Daniela Piroli Cabral
danielapirolicabral@gmail.com
O primeiro dia do ano é um pequeno milagre que acontece quando o calendário vira para o ano seguinte. Naquele instante, os corações se enchem de energia e esperança frente a possibilidade de novas realizações e mudanças.
Um ritual para concretizar o momento também cai bem. Um espumante, um brinde, um beijo, uma calcinha colorida, uma vela, um trago e, quem sabe, uns pulos de ondinhas.
Sempre me animo com a data, não pela possibilidade de mudanças radicais, falsas promessas ou metas exigentes.

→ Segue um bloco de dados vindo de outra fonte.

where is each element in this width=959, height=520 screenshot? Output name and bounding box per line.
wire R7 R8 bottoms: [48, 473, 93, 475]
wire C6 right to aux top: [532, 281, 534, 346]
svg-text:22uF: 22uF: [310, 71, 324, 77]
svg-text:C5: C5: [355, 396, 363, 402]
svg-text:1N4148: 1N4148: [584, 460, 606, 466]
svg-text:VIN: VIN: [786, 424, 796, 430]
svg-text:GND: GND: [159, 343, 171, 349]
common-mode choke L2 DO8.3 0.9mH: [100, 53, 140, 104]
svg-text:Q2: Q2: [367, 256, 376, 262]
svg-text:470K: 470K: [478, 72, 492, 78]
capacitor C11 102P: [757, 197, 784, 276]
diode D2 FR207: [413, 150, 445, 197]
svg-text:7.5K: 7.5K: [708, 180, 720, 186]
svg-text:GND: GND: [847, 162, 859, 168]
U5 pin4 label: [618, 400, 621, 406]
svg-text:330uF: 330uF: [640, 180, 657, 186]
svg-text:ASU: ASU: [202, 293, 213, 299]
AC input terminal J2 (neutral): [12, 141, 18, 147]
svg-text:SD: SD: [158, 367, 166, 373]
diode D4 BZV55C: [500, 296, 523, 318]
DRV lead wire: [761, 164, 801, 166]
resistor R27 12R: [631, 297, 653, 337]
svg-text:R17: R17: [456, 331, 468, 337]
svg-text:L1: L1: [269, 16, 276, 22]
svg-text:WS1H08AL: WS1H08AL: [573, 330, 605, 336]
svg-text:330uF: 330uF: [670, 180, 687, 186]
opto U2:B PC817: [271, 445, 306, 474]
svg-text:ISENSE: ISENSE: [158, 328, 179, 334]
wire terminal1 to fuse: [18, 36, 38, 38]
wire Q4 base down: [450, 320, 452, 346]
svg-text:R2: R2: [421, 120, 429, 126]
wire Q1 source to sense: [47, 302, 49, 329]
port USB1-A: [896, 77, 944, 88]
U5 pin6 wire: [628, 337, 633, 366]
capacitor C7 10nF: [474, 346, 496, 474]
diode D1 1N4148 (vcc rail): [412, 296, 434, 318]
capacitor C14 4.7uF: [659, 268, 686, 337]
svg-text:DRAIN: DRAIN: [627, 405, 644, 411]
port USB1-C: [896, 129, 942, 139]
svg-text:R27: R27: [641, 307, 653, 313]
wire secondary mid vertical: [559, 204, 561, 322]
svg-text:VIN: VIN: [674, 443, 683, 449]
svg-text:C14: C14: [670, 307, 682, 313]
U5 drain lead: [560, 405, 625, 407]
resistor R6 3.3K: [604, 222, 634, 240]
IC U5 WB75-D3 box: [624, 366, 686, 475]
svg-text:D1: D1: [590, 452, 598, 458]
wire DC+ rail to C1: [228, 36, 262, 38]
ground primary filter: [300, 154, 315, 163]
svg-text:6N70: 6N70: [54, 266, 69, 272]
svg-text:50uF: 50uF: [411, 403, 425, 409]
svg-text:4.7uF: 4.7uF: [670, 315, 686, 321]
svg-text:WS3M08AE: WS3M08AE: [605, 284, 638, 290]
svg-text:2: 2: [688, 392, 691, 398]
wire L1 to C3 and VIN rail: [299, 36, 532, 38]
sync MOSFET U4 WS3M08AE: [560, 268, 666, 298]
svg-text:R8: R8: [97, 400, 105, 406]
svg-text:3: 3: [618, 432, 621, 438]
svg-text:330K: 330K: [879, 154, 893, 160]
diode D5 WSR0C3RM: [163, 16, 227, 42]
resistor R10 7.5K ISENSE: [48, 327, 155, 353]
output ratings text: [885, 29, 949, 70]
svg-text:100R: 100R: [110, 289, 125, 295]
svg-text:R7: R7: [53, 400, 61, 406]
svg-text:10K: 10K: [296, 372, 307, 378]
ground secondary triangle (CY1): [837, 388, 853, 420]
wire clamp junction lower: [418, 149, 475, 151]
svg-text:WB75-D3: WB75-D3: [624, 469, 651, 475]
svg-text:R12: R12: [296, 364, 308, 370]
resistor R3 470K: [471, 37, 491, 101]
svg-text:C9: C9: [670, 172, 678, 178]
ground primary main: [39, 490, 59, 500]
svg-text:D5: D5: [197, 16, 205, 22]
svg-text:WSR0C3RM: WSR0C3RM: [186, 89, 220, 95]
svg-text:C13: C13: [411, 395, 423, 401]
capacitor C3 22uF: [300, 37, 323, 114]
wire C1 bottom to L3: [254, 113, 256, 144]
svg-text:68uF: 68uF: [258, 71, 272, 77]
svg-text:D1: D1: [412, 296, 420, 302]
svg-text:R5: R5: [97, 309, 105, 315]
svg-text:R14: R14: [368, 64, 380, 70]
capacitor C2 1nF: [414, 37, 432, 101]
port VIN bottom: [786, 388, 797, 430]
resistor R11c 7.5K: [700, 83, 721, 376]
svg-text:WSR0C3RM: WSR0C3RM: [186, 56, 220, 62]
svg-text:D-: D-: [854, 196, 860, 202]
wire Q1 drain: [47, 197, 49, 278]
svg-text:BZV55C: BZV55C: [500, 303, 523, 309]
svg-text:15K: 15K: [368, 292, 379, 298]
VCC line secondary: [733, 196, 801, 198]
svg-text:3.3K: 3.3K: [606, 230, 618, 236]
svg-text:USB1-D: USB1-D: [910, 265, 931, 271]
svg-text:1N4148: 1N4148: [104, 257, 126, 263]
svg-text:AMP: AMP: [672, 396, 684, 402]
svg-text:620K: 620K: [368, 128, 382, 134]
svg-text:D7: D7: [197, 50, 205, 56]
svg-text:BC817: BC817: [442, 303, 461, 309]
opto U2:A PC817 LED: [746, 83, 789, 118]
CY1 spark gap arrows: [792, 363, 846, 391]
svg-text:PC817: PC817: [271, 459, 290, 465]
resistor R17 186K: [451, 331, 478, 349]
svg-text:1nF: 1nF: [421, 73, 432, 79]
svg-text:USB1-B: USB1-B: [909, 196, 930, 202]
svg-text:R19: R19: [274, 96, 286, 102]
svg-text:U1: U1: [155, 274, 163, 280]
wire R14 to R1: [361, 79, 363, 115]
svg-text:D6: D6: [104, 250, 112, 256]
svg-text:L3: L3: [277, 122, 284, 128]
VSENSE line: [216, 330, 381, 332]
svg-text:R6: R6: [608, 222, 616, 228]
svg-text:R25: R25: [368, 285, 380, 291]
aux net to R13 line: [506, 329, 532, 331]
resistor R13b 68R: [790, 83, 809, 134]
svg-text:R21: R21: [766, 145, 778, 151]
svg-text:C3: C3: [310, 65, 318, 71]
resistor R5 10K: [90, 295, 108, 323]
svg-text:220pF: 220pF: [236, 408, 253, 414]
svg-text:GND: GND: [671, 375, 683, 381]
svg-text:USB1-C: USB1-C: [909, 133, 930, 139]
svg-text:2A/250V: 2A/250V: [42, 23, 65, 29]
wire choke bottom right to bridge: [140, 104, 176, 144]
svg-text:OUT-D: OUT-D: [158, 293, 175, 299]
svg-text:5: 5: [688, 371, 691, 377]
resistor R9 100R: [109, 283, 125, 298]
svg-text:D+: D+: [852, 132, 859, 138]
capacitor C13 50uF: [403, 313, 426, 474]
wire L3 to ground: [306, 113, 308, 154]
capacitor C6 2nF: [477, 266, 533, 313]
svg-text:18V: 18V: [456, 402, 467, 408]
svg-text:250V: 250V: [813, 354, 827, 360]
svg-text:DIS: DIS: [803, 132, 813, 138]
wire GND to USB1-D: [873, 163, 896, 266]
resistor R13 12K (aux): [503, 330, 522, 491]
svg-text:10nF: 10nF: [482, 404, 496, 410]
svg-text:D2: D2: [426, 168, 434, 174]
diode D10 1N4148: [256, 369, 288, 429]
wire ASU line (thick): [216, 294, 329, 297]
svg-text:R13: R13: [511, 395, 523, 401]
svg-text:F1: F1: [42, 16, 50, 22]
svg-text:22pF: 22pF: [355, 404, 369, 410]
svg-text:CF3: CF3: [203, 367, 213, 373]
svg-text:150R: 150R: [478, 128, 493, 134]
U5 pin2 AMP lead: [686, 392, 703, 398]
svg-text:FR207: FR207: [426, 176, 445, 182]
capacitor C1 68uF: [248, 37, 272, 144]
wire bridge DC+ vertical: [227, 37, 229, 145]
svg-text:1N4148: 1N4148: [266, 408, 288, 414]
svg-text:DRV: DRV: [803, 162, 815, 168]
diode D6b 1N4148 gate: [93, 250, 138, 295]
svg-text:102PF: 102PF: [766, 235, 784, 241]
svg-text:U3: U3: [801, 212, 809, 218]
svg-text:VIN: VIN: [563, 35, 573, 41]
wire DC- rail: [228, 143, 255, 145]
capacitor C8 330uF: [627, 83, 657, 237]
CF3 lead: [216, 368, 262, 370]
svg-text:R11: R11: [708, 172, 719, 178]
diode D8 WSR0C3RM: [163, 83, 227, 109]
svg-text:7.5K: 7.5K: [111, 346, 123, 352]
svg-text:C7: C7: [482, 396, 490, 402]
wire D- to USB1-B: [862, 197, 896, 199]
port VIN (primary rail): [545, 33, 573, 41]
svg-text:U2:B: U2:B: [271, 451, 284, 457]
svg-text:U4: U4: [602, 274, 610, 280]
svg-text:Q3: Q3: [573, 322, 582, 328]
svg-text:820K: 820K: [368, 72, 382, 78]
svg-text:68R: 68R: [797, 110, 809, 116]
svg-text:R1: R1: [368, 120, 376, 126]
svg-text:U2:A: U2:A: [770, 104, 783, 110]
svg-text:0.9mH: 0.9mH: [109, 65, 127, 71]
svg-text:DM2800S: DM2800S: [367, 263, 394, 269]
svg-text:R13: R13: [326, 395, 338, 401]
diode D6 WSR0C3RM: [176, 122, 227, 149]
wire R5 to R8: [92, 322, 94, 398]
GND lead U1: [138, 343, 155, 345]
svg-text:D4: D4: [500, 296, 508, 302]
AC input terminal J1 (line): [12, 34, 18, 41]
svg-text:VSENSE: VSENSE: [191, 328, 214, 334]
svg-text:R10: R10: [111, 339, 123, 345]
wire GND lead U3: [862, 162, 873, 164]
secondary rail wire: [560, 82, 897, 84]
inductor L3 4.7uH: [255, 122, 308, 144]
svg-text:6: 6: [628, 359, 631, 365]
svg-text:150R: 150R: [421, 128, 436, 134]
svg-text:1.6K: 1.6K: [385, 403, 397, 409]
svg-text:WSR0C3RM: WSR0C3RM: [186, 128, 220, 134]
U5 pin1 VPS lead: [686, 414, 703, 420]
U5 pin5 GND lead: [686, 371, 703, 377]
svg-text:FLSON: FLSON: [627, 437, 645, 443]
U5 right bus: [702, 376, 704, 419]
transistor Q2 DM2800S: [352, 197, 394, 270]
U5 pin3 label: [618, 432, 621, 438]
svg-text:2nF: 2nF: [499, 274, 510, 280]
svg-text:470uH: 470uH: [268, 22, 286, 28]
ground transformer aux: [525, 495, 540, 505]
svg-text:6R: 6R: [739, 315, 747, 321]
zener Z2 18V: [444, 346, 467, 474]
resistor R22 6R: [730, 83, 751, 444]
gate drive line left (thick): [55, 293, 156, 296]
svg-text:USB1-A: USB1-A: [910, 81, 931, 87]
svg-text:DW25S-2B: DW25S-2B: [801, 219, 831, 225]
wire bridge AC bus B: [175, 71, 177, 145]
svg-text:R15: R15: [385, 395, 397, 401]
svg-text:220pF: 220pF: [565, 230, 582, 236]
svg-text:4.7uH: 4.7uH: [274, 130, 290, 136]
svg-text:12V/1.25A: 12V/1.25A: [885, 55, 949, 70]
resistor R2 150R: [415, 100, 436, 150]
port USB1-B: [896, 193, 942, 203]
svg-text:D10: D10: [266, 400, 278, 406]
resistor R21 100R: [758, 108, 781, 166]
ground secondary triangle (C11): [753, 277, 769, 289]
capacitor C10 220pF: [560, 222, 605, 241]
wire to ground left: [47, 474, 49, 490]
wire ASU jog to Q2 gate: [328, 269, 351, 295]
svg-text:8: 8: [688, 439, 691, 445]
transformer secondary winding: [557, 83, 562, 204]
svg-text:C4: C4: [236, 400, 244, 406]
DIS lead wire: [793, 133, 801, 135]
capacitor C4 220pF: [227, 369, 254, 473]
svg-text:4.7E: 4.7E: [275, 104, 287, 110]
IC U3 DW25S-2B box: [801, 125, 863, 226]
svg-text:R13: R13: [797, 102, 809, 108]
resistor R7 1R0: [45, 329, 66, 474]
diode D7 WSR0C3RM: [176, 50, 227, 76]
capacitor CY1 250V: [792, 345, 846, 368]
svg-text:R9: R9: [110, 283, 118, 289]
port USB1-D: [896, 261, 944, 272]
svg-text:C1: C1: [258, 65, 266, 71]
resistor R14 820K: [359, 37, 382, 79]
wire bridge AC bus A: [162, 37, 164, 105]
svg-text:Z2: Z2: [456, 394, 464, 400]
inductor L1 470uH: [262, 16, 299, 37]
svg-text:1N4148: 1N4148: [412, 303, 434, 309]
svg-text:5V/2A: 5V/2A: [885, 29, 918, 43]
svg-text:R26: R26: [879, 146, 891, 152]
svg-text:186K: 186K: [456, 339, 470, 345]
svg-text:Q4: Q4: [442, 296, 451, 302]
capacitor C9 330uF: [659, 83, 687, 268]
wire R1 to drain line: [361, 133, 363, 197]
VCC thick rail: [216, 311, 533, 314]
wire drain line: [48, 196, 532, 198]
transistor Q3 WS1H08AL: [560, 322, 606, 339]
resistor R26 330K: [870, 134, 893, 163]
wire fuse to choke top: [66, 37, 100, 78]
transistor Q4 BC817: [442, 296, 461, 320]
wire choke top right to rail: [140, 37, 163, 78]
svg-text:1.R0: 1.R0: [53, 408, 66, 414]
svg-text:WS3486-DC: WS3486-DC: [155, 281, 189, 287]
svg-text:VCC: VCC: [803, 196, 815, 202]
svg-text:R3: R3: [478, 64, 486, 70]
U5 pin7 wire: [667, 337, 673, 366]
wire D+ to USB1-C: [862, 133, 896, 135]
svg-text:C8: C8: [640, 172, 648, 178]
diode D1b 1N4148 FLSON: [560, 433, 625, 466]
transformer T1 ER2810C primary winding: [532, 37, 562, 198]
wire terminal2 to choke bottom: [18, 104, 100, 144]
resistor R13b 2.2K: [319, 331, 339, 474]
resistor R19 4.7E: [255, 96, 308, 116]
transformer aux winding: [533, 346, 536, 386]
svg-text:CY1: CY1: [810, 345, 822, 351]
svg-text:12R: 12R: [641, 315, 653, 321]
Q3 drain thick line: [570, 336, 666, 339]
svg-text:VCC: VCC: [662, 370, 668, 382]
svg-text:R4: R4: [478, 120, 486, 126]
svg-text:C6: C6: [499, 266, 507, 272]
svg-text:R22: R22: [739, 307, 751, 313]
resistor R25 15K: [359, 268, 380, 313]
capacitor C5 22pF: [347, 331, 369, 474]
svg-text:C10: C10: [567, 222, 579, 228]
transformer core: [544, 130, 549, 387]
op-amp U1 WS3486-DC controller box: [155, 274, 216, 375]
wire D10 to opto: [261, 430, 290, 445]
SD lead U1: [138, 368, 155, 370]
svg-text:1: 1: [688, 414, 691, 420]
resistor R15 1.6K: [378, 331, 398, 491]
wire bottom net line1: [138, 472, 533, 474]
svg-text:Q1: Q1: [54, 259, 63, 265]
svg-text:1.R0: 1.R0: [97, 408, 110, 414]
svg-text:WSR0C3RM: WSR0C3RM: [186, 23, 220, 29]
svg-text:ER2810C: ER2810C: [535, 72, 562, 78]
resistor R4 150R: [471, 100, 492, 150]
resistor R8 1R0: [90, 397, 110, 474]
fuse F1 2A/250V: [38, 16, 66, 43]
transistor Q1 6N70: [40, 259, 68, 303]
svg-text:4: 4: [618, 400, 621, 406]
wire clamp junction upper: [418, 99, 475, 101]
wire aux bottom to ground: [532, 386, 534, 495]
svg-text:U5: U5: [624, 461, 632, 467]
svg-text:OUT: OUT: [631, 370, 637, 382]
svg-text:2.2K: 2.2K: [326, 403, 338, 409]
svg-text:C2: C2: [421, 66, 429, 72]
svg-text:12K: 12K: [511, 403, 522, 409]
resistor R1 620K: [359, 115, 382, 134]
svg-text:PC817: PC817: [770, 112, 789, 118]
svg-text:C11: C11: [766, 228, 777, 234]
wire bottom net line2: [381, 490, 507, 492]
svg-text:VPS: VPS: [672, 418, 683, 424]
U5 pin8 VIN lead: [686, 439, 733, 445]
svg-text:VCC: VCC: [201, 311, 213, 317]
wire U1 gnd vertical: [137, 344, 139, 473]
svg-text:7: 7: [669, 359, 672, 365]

Mas, por me lembrar que, apesar de todo cansaço, toda tristeza, toda injustiça, sempre há possibilidades de recomeços.
Lógico, a vida não muda instantaneamente com a data, a vida acontece sempre fora do tempo e do lugar. Ou precipita ou atrasa. É ali ou lá, não aqui.
Recentemente assisti ao filme Close, que mostra a relação de amizade entre dois garotos e todo enredo dramático que se desenrola a partir dela. Em um determinado momento, um dos garotos quebra o braço e a cena construída em primeiro plano é o rosto dele chorando, um choro sentido, profundo, enquanto o médico engessa o seu braço. Nas entrelinhas, subentende-se que o choro era por outro motivo.
Fiquei pensando nisso: a vida é mesmo um choro pelo outro. Eu mesmo uso a desculpa de filmes tristes e a TPM para chorar o acumulado, o represado.
A vida é uma risada pela outra: quantas vezes não rimos fora de contexto, simplesmente porque a memória fora de hora nos lembra de coisas inusitadas?
A vida são os encontros que acontecem fora do tempo, quando a gente menos espera e deseja.
A vida são passos que a gente dá e nos levam a lugares inimagináveis.
A vida são possibilidades de atualizar pessoas e olhares, de reaprender com o passado vivido (e também com o que foi renunciado), dando-lhe novas dimensões e significados.
O ano novo me traz reflexões sobre as minhas pequenas mortes cotidianas, fragmentos de mim que vão ficando pelo caminho.
O ano novo traz novos encontros, de vulnerabilidades e de solidões, relacionamentos para serem partilhados apesar (e por causa) das diferenças.
O ano novo fornece aprendizado: não faça esforço para parecer normal para os outros. Recuse conselhos de quem não valoriza as mesmas coisas que você, e que tolera coisas que para você são inegociáveis.
O ano novo permite as potências do luto e as delicadezas das construções de sentido.
O ano novo mostra a inutilidade do calendário: todo dia é dia de ano novo.